It's an esoteric programming language. It's quite interesting how it works. The first line is a title (omitted in that example; I don't know why) and then you follow with a list of characters (such as Romeo, Juliet, Hamlet, Othello, etc.) which you name and describe (the description is ignored by the parser) at the top of the file. These are your variables. They have to be named after a character from a Shakespearean play.
Next, you have acts and scenes which are like functions (you can jump between acts and scenes by saying something like "Let us return to Act II Scene I"). Each Act and Scene has a number in Roman numerals and a title (I believe the parser ignores the title as it does with character descriptions). Control just flows down the program unless you explicitly return to an earlier Act/Scene.

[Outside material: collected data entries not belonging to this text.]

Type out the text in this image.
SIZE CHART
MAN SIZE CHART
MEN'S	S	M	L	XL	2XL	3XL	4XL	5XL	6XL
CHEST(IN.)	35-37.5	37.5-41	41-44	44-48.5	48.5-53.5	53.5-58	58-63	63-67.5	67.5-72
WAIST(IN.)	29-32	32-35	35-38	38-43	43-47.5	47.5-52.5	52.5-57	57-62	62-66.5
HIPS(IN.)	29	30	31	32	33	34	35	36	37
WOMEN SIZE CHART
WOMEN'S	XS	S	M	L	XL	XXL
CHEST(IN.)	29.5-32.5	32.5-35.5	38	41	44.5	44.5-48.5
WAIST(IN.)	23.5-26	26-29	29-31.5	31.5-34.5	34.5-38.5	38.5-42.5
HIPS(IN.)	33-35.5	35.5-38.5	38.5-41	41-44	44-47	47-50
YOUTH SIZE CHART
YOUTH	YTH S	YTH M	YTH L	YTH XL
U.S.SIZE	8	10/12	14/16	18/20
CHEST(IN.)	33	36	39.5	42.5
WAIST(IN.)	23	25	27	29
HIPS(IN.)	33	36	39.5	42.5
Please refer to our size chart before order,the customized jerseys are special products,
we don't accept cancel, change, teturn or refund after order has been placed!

You state which characters are in the scene at various times using the [Enter] and [Exit] directives and that lets you use those variables in that scope. Then you can have one character store data in another character. I can't remember exactly how the arithmetic works, but you start with "You are " and then describe them qualitatively, using positive, neutral and negative adjectives. I can't remember, but I think "You are as <adjective> as <character>" just takes the value from one character and stores it in another. "Speak your mind!" tells a character to output its data as ASCII. You can also do input and use characters as stacks, but I don't remember how that works.
My second favourite esoteric language is Rail:
$ 'main' (--):
You basically draw a train track in ASCII and that tells the interpreter what to do.